- Theatrical release poster
- Directed by: James W. Horne
- Screenplay by: Basil Dickey Scott Littleton Louis E. Heifetz (as Louis Heifetz) Jesse Duffy (as Jesse A. Duffy)
- Starring: Robert Stevens
- Narrated by: Knox Manning
- Cinematography: James S. Brown Jr.
- Edited by: Dwight Caldwell Earl Turner
- Music by: Lee Zahler
- Production company: Columbia Pictures
- Distributed by: Columbia Pictures
- Release date: May 29, 1942;
- Running time: 275 minutes (15 episodes)
- Country: United States
- Language: English

= Perils of the Royal Mounted =

Perils of the Royal Mounted is a 1942 American Northern film. It was the 18th serial released by Columbia Pictures. It starred Robert Kellard (aka Robert Stevens) as the hero, Sgt. Mack MacLane of the Royal Mounties, and Kenneth MacDonald as Mort Ramsome, the head villain. It also co-starred Nell O'Day, Iron Eyes Cody, Kermit Maynard and I. Stanford Jolley.

==Plot==
The trading post of Sitkawan, Canada is taken by surprise when an Indian tribe attacks and massacres the settlers aboard a fur-bearing wagon train. Sergeant MacLane of the Royal Canadian Mounted Police is assigned to investigate the case. MacLane soon realises that the attackers were led by Mort Ransome, a nasty renegade, who had been conspiring with Black Bear, medicine man of the tribe, to incite the heretofore friendly Indians for his own gain.

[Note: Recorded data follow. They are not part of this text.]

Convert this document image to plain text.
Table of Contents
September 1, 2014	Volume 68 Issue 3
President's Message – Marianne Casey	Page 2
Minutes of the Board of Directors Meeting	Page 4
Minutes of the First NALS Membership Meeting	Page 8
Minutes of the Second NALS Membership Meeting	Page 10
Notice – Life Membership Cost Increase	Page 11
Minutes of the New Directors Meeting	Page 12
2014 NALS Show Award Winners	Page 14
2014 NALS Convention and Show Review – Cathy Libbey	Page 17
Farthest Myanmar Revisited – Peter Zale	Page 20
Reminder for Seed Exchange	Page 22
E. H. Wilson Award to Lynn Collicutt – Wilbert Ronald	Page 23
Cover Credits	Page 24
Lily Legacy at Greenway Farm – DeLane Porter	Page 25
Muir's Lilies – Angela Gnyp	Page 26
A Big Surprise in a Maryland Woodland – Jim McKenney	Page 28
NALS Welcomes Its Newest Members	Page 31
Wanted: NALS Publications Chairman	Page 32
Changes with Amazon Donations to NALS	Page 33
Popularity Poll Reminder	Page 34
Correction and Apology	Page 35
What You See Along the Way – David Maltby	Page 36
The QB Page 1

He also learns that two white renegades have kidnapped Diana Blake, daughter of the local post factor, and saves her from a runaway wagon just before it plunges over a cliff. Perils of the Royal Mounted also features stereotypically Northern genre elements including fur trappers, lumberjacks, trading posts, rebellious Indian braves, forest fires, avalanches, and a wide range of dangerous wildlife.

==Cast==
- Robert Kellard as Sgt. Mack MacLane RCMP (as Robert Stevens)
- Kenneth MacDonald as Mort Ransome
- Herbert Rawlinson as Richard Winton
- Nell O'Day as Diane Blake
- John Elliott as Factor J. L. Blake
- Nick Thompson as Black Bear - Indian Medicine Man
- Art Miles as Chief Flying Cloud
- Richard Fiske as Constable Brady
- Rick Vallin as Little Wolf (as Richard Vallin)
- Forrest Taylor as Preacher Hinsdale
- Kermit Maynard as Constable Collins
- George Chesebro as Gaspard - Henchman
- Jack Ingram as Baptiste - Henchman

==Chapter titles==
1. The Totum[sic] Talks
2. The Night Raiders
3. The Water God's Revenge
4. Beware, the Vigilantes
5. The Masked Mountie
6. Underwater Gold
7. Bridge to the Sky
8. Lost in the Mine
9. Into the Trap
10. Betrayed by Law
11. Blazing Beacons
12. The Mounties' Last Chance
13. Painted White Man
14. Burned at the Stake
15. The Mountie Gets His Man
_{SOURCE:}

==Other versions==
- This serial was released in Latin America in March 1943, under the title Los Valientes de la Guardia, in English with Spanish subtitles.